November 21, 2012
The Thing That Makes Vance Worley Interesting
You’d think that, if you managed a player who was almost totally unable to get a base hit, you might consider telling him not to swing. Pitchers, most pitchers, are almost totally unable to get base hits. You might tell your terrible-hitting pitchers not to swing unless they're behind 0-2 or 1-2. "If you can't stop yourself from swinging," you might suggest to these pitchers, "think about something totally unrelated to baseball as a distraction. Think about sex, to distract yourself from the baseball you're having."
Earlier this season, Ian Kennedy starred in a factoid on this site when he was outwalking Albert Pujols. Ian Kennedy seems to have figured out on his own that he should not swing. He walked 11 times this year, in 73 plate appearances, which would be the second-highest walk rate in baseball if he had enough plate appearances to qualify. He’s a terrible hitter, but he’s an excellent statue. Only three players (Lou Marson, Daric Barton, and the pitcher Christian Friedrich) swung at fewer pitches outside the strike zone, and no player swung at fewer pitches inside the strike zone, and of course no player swung at fewer pitches in aggregate. Ian Kennedy drew three four-pitch walks. Never forget this: pitchers don't actually have much control, and Kennedy's experience suggests a man without a bat can walk at least 10 percent of the time.

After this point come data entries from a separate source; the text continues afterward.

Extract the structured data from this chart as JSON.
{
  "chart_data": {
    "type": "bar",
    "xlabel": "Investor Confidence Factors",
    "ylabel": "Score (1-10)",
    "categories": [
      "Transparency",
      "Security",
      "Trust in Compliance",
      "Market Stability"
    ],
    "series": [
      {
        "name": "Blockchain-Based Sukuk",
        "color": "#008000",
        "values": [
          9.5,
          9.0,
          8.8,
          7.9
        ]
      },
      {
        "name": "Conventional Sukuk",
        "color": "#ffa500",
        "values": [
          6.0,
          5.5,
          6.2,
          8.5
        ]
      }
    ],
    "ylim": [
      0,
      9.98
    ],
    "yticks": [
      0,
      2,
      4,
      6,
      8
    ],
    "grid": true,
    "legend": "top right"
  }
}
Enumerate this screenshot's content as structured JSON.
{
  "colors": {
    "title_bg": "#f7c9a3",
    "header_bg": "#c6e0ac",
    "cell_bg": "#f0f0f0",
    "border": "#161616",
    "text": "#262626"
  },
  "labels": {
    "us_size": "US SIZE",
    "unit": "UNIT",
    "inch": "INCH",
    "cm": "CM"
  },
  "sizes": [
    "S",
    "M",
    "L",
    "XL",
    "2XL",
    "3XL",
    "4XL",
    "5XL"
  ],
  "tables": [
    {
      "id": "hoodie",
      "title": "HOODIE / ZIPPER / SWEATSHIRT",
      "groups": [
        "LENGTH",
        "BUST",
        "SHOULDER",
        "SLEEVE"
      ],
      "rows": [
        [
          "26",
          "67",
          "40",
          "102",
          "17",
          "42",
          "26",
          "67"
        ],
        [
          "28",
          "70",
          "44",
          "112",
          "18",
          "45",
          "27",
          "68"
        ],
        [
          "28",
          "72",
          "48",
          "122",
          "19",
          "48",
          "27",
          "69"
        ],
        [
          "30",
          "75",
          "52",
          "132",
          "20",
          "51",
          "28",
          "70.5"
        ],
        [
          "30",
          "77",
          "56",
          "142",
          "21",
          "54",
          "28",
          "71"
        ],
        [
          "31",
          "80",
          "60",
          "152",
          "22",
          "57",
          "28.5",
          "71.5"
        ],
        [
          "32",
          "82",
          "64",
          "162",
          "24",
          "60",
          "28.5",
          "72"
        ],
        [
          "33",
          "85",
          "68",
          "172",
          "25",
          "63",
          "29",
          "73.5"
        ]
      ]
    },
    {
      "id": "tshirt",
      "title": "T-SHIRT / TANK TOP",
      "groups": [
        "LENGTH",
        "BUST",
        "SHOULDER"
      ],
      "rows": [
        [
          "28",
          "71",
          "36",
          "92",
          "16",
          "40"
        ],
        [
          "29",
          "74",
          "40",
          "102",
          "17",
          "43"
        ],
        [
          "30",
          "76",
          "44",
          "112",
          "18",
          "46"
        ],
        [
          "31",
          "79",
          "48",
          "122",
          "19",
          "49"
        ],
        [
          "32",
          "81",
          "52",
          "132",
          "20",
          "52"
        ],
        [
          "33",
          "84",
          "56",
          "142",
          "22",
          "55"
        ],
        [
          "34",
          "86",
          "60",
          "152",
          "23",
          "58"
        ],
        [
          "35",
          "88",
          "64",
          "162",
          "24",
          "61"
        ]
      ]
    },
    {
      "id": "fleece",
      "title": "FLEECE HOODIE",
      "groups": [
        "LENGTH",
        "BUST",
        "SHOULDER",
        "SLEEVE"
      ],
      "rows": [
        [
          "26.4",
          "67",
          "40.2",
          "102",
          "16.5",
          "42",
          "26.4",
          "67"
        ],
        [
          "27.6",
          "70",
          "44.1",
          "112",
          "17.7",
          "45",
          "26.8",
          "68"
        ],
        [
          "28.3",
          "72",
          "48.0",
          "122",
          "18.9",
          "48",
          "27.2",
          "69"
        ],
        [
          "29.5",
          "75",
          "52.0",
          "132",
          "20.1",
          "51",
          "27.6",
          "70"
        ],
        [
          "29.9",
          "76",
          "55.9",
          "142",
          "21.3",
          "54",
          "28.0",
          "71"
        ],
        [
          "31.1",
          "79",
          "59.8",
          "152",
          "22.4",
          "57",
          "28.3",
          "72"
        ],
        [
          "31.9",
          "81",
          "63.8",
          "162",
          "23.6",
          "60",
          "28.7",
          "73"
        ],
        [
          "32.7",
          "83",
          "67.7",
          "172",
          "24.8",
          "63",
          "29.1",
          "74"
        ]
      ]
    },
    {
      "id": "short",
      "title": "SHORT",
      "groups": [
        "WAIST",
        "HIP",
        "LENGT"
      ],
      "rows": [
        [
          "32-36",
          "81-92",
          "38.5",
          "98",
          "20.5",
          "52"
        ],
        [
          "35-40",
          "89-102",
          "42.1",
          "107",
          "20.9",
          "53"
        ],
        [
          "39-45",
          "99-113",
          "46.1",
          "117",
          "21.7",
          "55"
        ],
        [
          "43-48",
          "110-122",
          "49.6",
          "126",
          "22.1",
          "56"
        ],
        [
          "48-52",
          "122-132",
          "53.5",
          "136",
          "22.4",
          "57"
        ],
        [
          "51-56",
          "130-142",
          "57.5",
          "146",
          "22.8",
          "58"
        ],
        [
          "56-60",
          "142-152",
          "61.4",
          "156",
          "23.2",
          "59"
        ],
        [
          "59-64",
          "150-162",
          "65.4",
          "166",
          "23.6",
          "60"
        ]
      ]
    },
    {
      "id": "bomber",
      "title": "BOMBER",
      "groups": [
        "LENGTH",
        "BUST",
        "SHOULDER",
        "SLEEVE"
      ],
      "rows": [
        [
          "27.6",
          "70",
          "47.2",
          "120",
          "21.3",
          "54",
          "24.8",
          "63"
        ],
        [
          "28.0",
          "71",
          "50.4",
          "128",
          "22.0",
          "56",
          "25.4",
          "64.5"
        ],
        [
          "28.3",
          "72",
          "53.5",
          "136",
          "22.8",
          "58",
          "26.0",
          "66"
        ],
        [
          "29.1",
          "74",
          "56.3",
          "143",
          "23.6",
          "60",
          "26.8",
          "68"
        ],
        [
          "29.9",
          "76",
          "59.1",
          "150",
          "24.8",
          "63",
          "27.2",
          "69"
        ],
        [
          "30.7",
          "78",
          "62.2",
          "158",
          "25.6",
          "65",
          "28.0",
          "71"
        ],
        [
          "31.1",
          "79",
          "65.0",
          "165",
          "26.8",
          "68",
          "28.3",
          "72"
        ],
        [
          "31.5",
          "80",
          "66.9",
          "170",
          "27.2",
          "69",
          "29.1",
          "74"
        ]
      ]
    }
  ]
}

But this piece isn’t about what makes Ian Kennedy interesting. Vance Worley is also a pitcher who must bat, and Vance Worley has a different approach. Vance Worley swung at 68 percent of pitches outside the strike zone this year. Somebody has to be on top of any list, but Worley is interesting because he's way, way on top; the next-highest swing rate on such pitches was 58 percent, by R.A. Dickey. (Thirteen of the top 14 O-Swing rates were by pitchers. Which means you're almost certainly going to see me write about Alberto Gonzalez at some point.) Vance Worley swung at 68 percent of pitches outside the strike zone while the average major leaguer swung at 30 percent of pitches outside the strike zone, and just 62 percent of pitches inside the strike zone. In fact, if nobody ever threw a single pitch in the strike zone to Vance Worley, he would still lead all of baseball in overall swing percentage. In 44 plate appearances, he had six 1-0 counts. Just two of those 44 plate appearances ended with Worley ahead in the count. Like Ian Kennedy and unlike Ian Kennedy, Vance Worley goes to the plate with a plan.